Silver, D., Adler, P., & Fox, M. (2022a). Towards a Model of Urban Evolution—Part I: Context. Urban Science 6, no. 4: 87. https://doi.org/10.3390/urbansci6040087
Fox, M.S., Silver, D., & Adler, P. (2022a). Towards a Model of Urban Evolution: Part II: Formal Model. Urban Sci., 6, 88. https://doi.org/10.3390/urbansci6040088
Silver, D., Fox, M.S., & Adler, P. (2022b). Towards a Model of Urban Evolution—Part III: Rules of Evolution. Urban Sci., 6, 89. https://doi.org/10.3390/urbansci6040089
Fox, M.S., Silver, D., Silva, T., & Zhang, X. (2022b). Towards a Model of Urban Evolution Part IV: Evolutionary (Formetic) Distance—An Interpretation of Yelp Review Data. Urban Sci., 6, 86. https://doi.org/10.3390/urbansci6040086
Entrepreneurial and Industry Activities
Prof. Fox was a co-founder (1983) of Carnegie Group Inc, an Artificial Intelligence software company (publicly traded on NASDAQ until acquired in 1998) that focused on engineering, manufacturing, and telecommunications applications. Prof. Fox was also a co-founder (1993), Chairman and CEO of Novator Systems, a pioneering eRetail services and software company. Recently, he co-founded Urban Data Consultancy Inc. which advises cities and companies on urban data and urban data standards.
Prof. Fox was a member of the committee that created the University of Toronto Faculty of Applied Science and Engineering “Hatchery”, and continues to serve on its advisory board. The Hatchery provides an environment, resources and mentoring for undergraduate engineering students to develop their entrepreneurial abilities.
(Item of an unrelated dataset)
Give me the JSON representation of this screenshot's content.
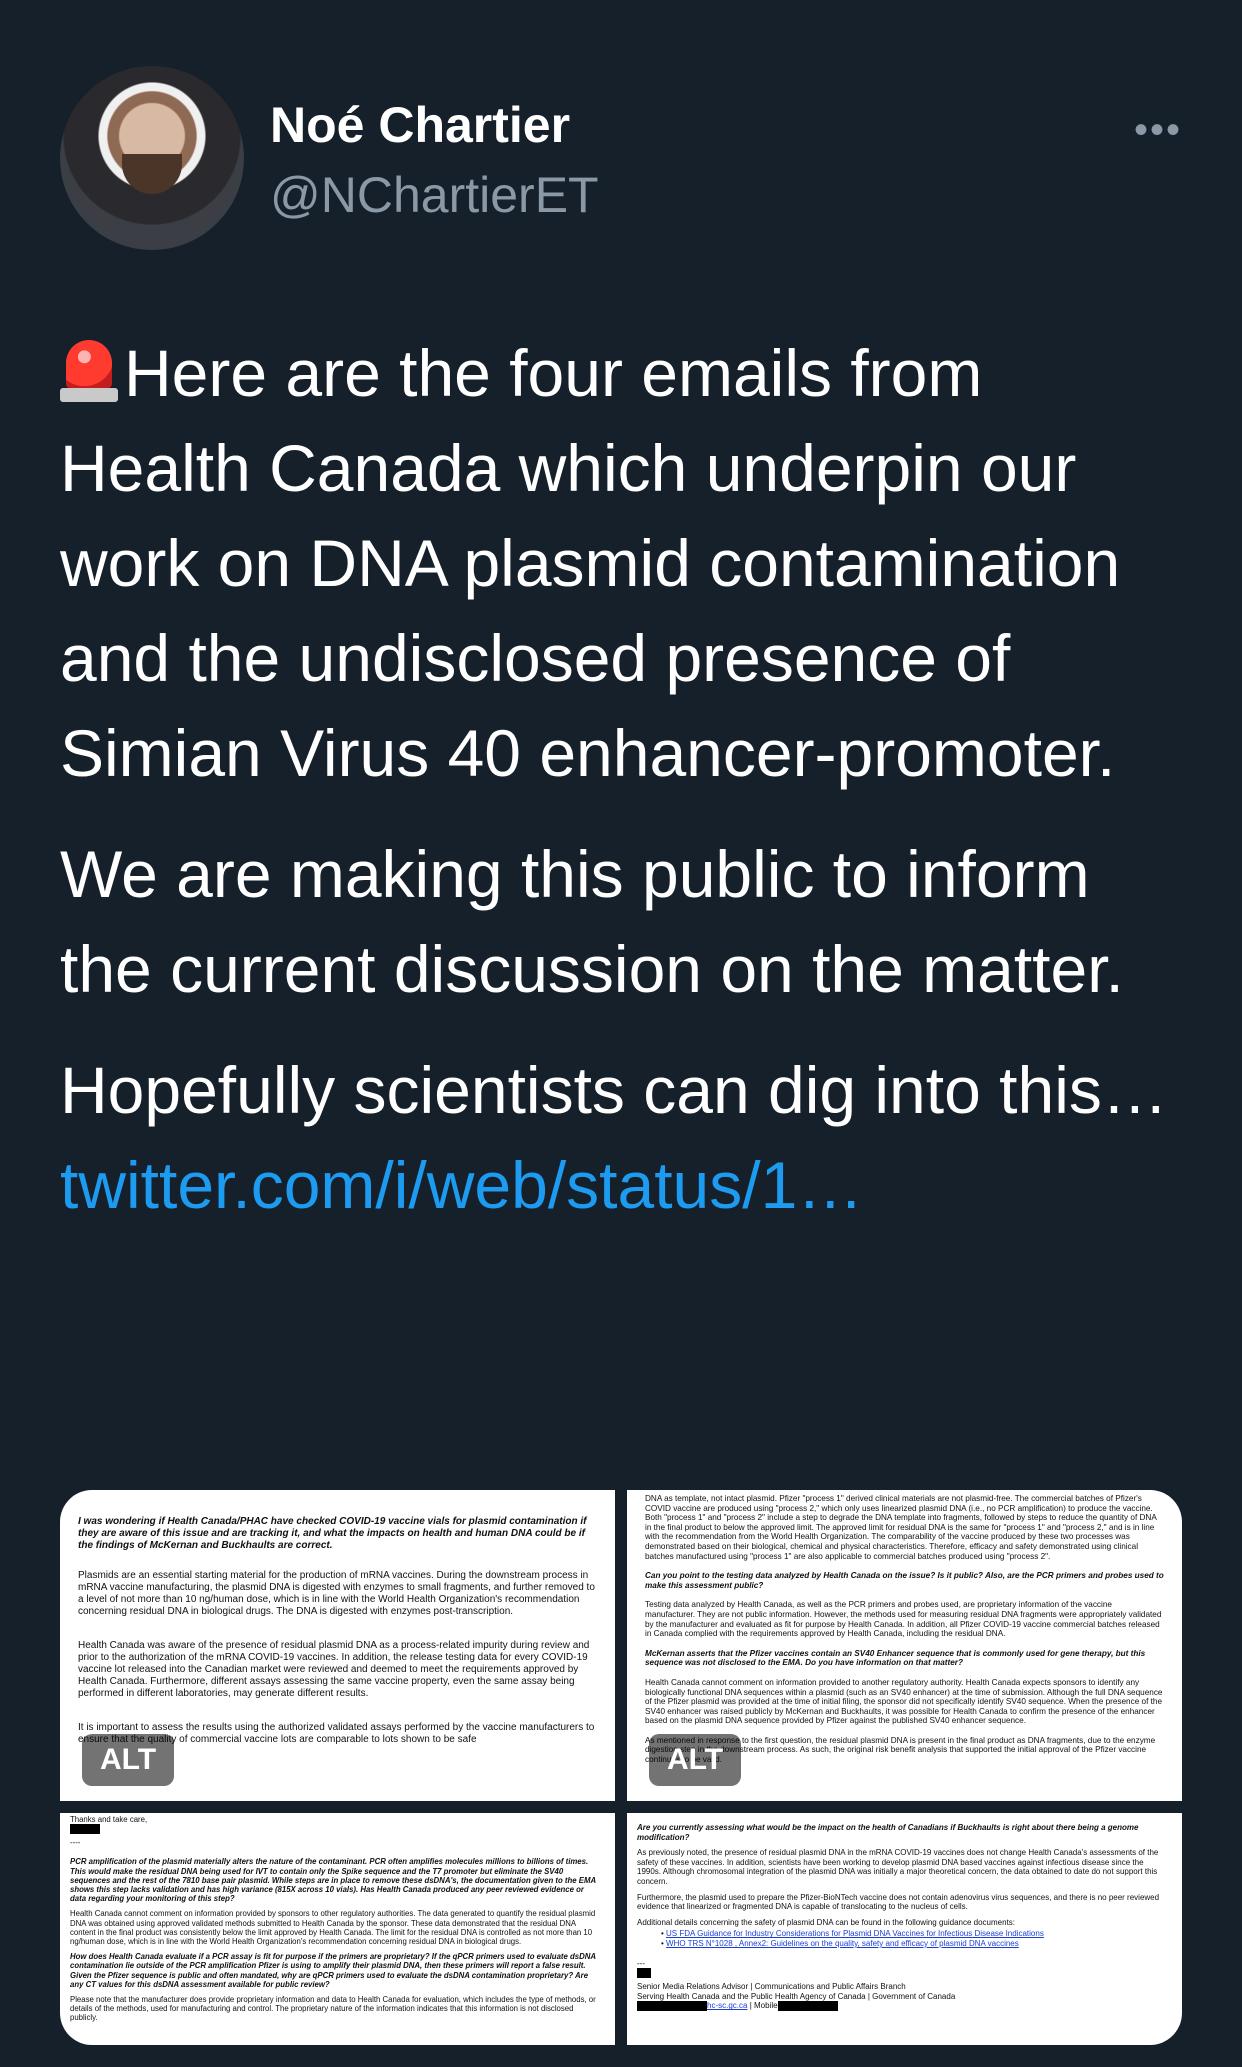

Prof. Fox designed the PDS system (Fox et al., 1983) as a consultant to Westinghouse Electric Corp., which was one of the first realtime sensor-based diagnosis systems. It has been in production use since 1985, and continues today as a Siemen’s service. It was recognized as one of the top 100 engineering achievements of 1986 (IR100).
Giving Back
Prof. Fox was a member of the board and executive committee of Canada’s Walk of Fame from 2000 thru 2008. He was also a member of the board and executive committee of the Miles Nadal Jewish Community Centre from 2003 thru 2013 and held positions as Vice President of Membership, Marketing and Strategy. He waas also a member of the board of directors of Ve’ahavta.
Personal
Prof. Fox also has a brother, Howard Fox, who is an artist. His work can be seen at: www.HowardFox.com. His older brother Barry Fox is a Criminal Lawyer.